Pages

Friday, October 16, 2009

Making it Possible for Doctors to Trust your Electronic Health Data

Jamie Ferguson raised a number of important issues in his posting here titled Can Your Doctor Trust Your Electronic Health Data.  As Jamie points out, the question is whether physicians will trust and use dynamically generated health information aggregated from multiple sources. There are two different responses to the issues Dr. Ferguson raises, the first is a technical/social one, and the second deals with aculturation.

Technical/Social Solutions
My first response provides a technical solution that takes advantage of existing methods to engender trust from healthcare providers.

The composition of information from multiple sources has a long tradition in healthcare, especially clinical research.  It's hard to find a report on evidence based medicine that doesn't claim 20 or more sources for the statements made in the research report.  Each of these statements is clearly marked and a reference to the original work is included. 

These days, the lack of references in a published report is commonly used as an initial indicator of low quality research. Thus it engenders a low level of trust from the readers. Elsewhere in technology, Wikipedia has a BOT that checks articles to see how many (or few) references that they cite. This application marks articles that fail to meet the quality goals of the WikiPedia site. The original Google search engine premise is that the more links there are (links = references) to an article containing the search keywords (especially when the linking article also contains them) the more likely it is to be relevant (trustworthy) to the user.
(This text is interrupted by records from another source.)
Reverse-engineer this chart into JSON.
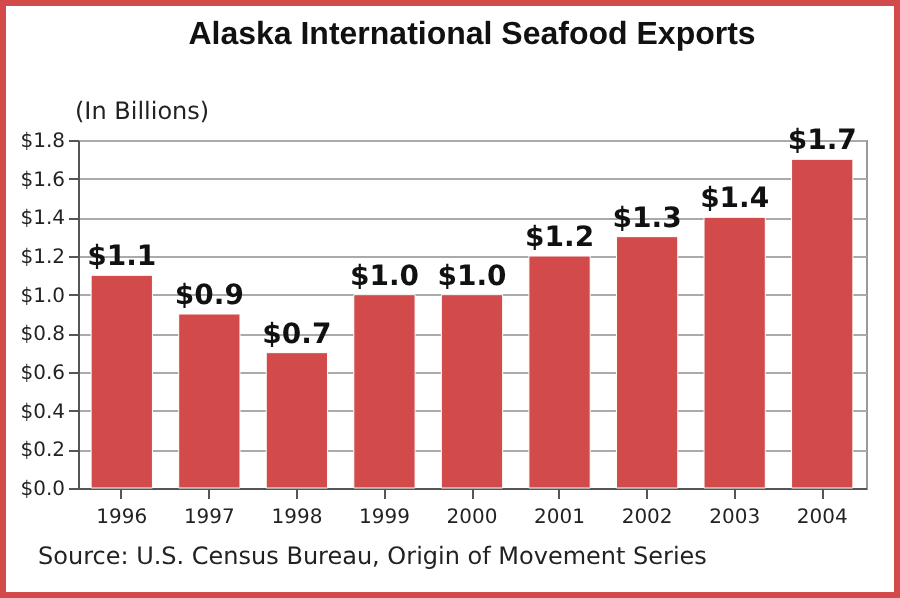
{
  "chart_data": {
    "type": "bar",
    "title": "Alaska International Seafood Exports",
    "ylabel": "(In Billions)",
    "annotations": [
      "Source: U.S. Census Bureau, Origin of Movement Series"
    ],
    "categories": [
      "1996",
      "1997",
      "1998",
      "1999",
      "2000",
      "2001",
      "2002",
      "2003",
      "2004"
    ],
    "values": [
      1.1,
      0.9,
      0.7,
      1.0,
      1.0,
      1.2,
      1.3,
      1.4,
      1.7
    ],
    "color": "#d24a4a",
    "value_labels": [
      "$1.1",
      "$0.9",
      "$0.7",
      "$1.0",
      "$1.0",
      "$1.2",
      "$1.3",
      "$1.4",
      "$1.7"
    ],
    "ylim": [
      0,
      1.8
    ],
    "yticks": [
      {
        "value": 0,
        "label": "$0.0"
      },
      {
        "value": 0.2,
        "label": "$0.2"
      },
      {
        "value": 0.4,
        "label": "$0.4"
      },
      {
        "value": 0.6,
        "label": "$0.6"
      },
      {
        "value": 0.8,
        "label": "$0.8"
      },
      {
        "value": 1.0,
        "label": "$1.0"
      },
      {
        "value": 1.2,
        "label": "$1.2"
      },
      {
        "value": 1.4,
        "label": "$1.4"
      },
      {
        "value": 1.6,
        "label": "$1.6"
      },
      {
        "value": 1.8,
        "label": "$1.8"
      }
    ],
    "grid": true
  }
}
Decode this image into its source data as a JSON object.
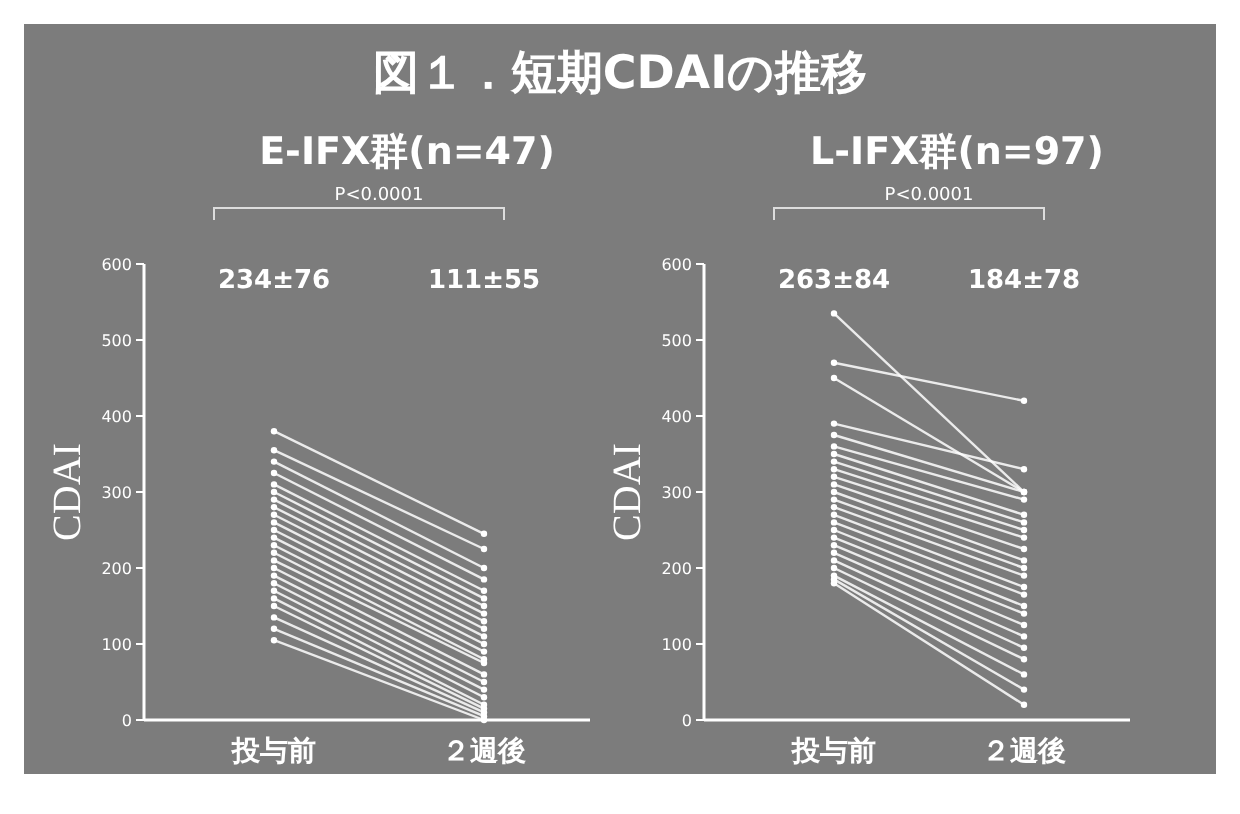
{
  "chart_data": [
    {
      "type": "line",
      "title": "E-IFX群(n=47)",
      "ylabel": "CDAI",
      "categories": [
        "投与前",
        "２週後"
      ],
      "ylim": [
        0,
        600
      ],
      "yticks": [
        0,
        100,
        200,
        300,
        400,
        500,
        600
      ],
      "marker": "circle",
      "line_style": "solid",
      "grid": false,
      "subtitle": "P<0.0001",
      "annotations": [
        "図１．短期CDAIの推移",
        "234±76",
        "111±55"
      ],
      "series": [
        {
          "color": "#ffffff",
          "values": [
            380,
            245
          ]
        },
        {
          "color": "#ffffff",
          "values": [
            355,
            225
          ]
        },
        {
          "color": "#ffffff",
          "values": [
            340,
            200
          ]
        },
        {
          "color": "#ffffff",
          "values": [
            325,
            185
          ]
        },
        {
          "color": "#ffffff",
          "values": [
            310,
            170
          ]
        },
        {
          "color": "#ffffff",
          "values": [
            300,
            160
          ]
        },
        {
          "color": "#ffffff",
          "values": [
            290,
            150
          ]
        },
        {
          "color": "#ffffff",
          "values": [
            280,
            140
          ]
        },
        {
          "color": "#ffffff",
          "values": [
            270,
            130
          ]
        },
        {
          "color": "#ffffff",
          "values": [
            260,
            120
          ]
        },
        {
          "color": "#ffffff",
          "values": [
            250,
            110
          ]
        },
        {
          "color": "#ffffff",
          "values": [
            240,
            100
          ]
        },
        {
          "color": "#ffffff",
          "values": [
            230,
            90
          ]
        },
        {
          "color": "#ffffff",
          "values": [
            220,
            80
          ]
        },
        {
          "color": "#ffffff",
          "values": [
            210,
            75
          ]
        },
        {
          "color": "#ffffff",
          "values": [
            200,
            60
          ]
        },
        {
          "color": "#ffffff",
          "values": [
            190,
            50
          ]
        },
        {
          "color": "#ffffff",
          "values": [
            180,
            40
          ]
        },
        {
          "color": "#ffffff",
          "values": [
            170,
            30
          ]
        },
        {
          "color": "#ffffff",
          "values": [
            160,
            20
          ]
        },
        {
          "color": "#ffffff",
          "values": [
            150,
            15
          ]
        },
        {
          "color": "#ffffff",
          "values": [
            135,
            10
          ]
        },
        {
          "color": "#ffffff",
          "values": [
            120,
            5
          ]
        },
        {
          "color": "#ffffff",
          "values": [
            105,
            0
          ]
        }
      ]
    },
    {
      "type": "line",
      "title": "L-IFX群(n=97)",
      "ylabel": "CDAI",
      "categories": [
        "投与前",
        "２週後"
      ],
      "ylim": [
        0,
        600
      ],
      "yticks": [
        0,
        100,
        200,
        300,
        400,
        500,
        600
      ],
      "marker": "circle",
      "line_style": "solid",
      "grid": false,
      "subtitle": "P<0.0001",
      "annotations": [
        "263±84",
        "184±78"
      ],
      "series": [
        {
          "color": "#ffffff",
          "values": [
            535,
            300
          ]
        },
        {
          "color": "#ffffff",
          "values": [
            470,
            420
          ]
        },
        {
          "color": "#ffffff",
          "values": [
            450,
            300
          ]
        },
        {
          "color": "#ffffff",
          "values": [
            390,
            330
          ]
        },
        {
          "color": "#ffffff",
          "values": [
            375,
            300
          ]
        },
        {
          "color": "#ffffff",
          "values": [
            360,
            290
          ]
        },
        {
          "color": "#ffffff",
          "values": [
            350,
            270
          ]
        },
        {
          "color": "#ffffff",
          "values": [
            340,
            260
          ]
        },
        {
          "color": "#ffffff",
          "values": [
            330,
            250
          ]
        },
        {
          "color": "#ffffff",
          "values": [
            320,
            240
          ]
        },
        {
          "color": "#ffffff",
          "values": [
            310,
            225
          ]
        },
        {
          "color": "#ffffff",
          "values": [
            300,
            210
          ]
        },
        {
          "color": "#ffffff",
          "values": [
            290,
            200
          ]
        },
        {
          "color": "#ffffff",
          "values": [
            280,
            190
          ]
        },
        {
          "color": "#ffffff",
          "values": [
            270,
            175
          ]
        },
        {
          "color": "#ffffff",
          "values": [
            260,
            165
          ]
        },
        {
          "color": "#ffffff",
          "values": [
            250,
            150
          ]
        },
        {
          "color": "#ffffff",
          "values": [
            240,
            140
          ]
        },
        {
          "color": "#ffffff",
          "values": [
            230,
            125
          ]
        },
        {
          "color": "#ffffff",
          "values": [
            220,
            110
          ]
        },
        {
          "color": "#ffffff",
          "values": [
            210,
            95
          ]
        },
        {
          "color": "#ffffff",
          "values": [
            200,
            80
          ]
        },
        {
          "color": "#ffffff",
          "values": [
            190,
            60
          ]
        },
        {
          "color": "#ffffff",
          "values": [
            185,
            40
          ]
        },
        {
          "color": "#ffffff",
          "values": [
            180,
            20
          ]
        }
      ]
    }
  ]
}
Ideally, when research reports are published electronically, these references are "hyperlinked" to a location where the referenced content can be retrieved.  Sometimes a unique identifier, such as an ISBN number (for a published work) is included, which makes it easier to retrieve from a library, or order from a publisher. Either of these mechanisms enables the reader to verify (some more quickly than others) that the original statements being referenced are not taken out of context.  However, the mere presence of these references is often sufficient to provide a degree of trust.  This is especially true when other key information about the source is included that supports the case for trusting the information (e.g., a reference to a well known author/researcher, et cetera).

When HL7 developed the CCD specification, IHE profiled it in the PCC Technical Framework and HITSP developed the original C32 specification we spent a lot of time talking about this same issue. The CCD specifications provides several mechanisms to record the source of the information (either as the author, the informant, or a reference to the document from where it orginated). The IHE work simply refines the document reference a little futher, and the HITSP work makes use of these methods. The HITSP and IHE work go one step further for authors and informants, adopting constraints from an HL7 Implementation guide that ensures that authors and informants are reachable by the reader of the document. It requires that each author or informant represented in the clinical document have a name, address and telephone number. This enables the sources of information to be traced backwards.


So, a consumers personal health record, or an agregated record created by a providers HIT system can use these same concepts when reporting information about a patient's health. Aggregaged healthcare records can (and should) contain references to original clinical documents.  This will engender greater trust from healthcare providers, EVEN when the original documents are not immediately available.  The fact that there is an original, and that the source of the original is accessible or reachable (perhaps with some additional work) will provide an additional degree of trust in the aggregated information.

Aculturation
The second response is that the provider response to the sharing of agregated clinical information coming from the patient will change over time.  The initial levels of trust will be low, but as technology advances, providers gain more acceptance and experience with it, and additional methods are put into place to engender trust, more trust will come.  Look at the Internet, today, most people wouldn't think twice about entering the credit care information online, but ten years ago, this was a scary prospect.  Trust is not something one develops in a relationship overnight.  It takes time and nurturing to develop.  To get the time we need, we need to take the first step -- which is to be willing to try something new.